Est-ce que ma mère peut voir ma grimace avec les kilomètres qui nous séparent ? Sans doute que oui. Mon tableau à post-it est quelque part dans mon capharnaüm, avec un calendrier qui me dirait exactement ce que je veux savoir (si tant est qu'un calendrier parle) : quand est-ce que mon père fête son anniversaire ? Quel jour ça tombe ? Qu'est-ce que j'ai de prévu ce week-end là ?

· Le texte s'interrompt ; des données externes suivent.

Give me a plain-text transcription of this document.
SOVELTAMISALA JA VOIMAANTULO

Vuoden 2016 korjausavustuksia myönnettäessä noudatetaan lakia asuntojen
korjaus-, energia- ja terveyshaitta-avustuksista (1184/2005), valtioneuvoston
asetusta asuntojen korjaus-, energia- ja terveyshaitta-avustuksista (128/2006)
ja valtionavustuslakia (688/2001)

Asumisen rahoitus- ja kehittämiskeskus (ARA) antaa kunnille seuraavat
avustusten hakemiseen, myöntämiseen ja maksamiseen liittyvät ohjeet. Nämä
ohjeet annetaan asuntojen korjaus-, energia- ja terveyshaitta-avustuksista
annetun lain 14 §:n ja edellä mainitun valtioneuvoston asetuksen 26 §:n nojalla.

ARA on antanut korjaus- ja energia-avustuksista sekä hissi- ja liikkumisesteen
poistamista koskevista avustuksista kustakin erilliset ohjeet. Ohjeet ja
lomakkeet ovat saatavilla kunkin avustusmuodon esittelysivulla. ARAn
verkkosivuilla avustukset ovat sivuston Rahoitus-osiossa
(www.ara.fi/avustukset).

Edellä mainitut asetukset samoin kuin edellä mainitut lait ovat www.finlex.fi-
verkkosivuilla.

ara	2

« Je ne sais pas Maman, je n'ai pas encore eu mes nouveaux horaires, au boulot et… Je te promets que je te tiens au courant rapidement. Je fais tout ce que je peux pour venir. Je te rappelle mercredi. Promis.
- D'accord. Ca lui ferait vraiment plaisir que tu viennes, tu sais ?
- A moi aussi. Tu n'imagines même pas comme vous me manquez.
- J'ai une petite idée. »
Ce n'est pas pour rien que c'est ma Maman, et peut-être bien la meilleure du monde. Elle me connaît comme personne, et en plus, pour rendre la tache encore plus simple, on a le même caractère. Les chiens ne font pas des chats.
« Tu embrasseras tout le monde pour moi, d'accord ?
- Bien sûr Chérie. Prends soin de toi Sasha.
- Au revoir Maman, je t'appelle mercredi. »
Si ma mère pense qu'elle a le monopole de l'anxiété quand il s'agit des siens, elle se trompe grandement. Il ne se passe pas un jour sans que je me demande si tout le monde va bien, et si on ne me cache rien au téléphone. On a la santé fragile dans la famille.
Non, les chiens ne font vraiment pas des chats. Moi aussi je m'inquiète pour eux, même si je ne l'exprime pas ouvertement.
Et puis comme on dit : telle mère, telle fille.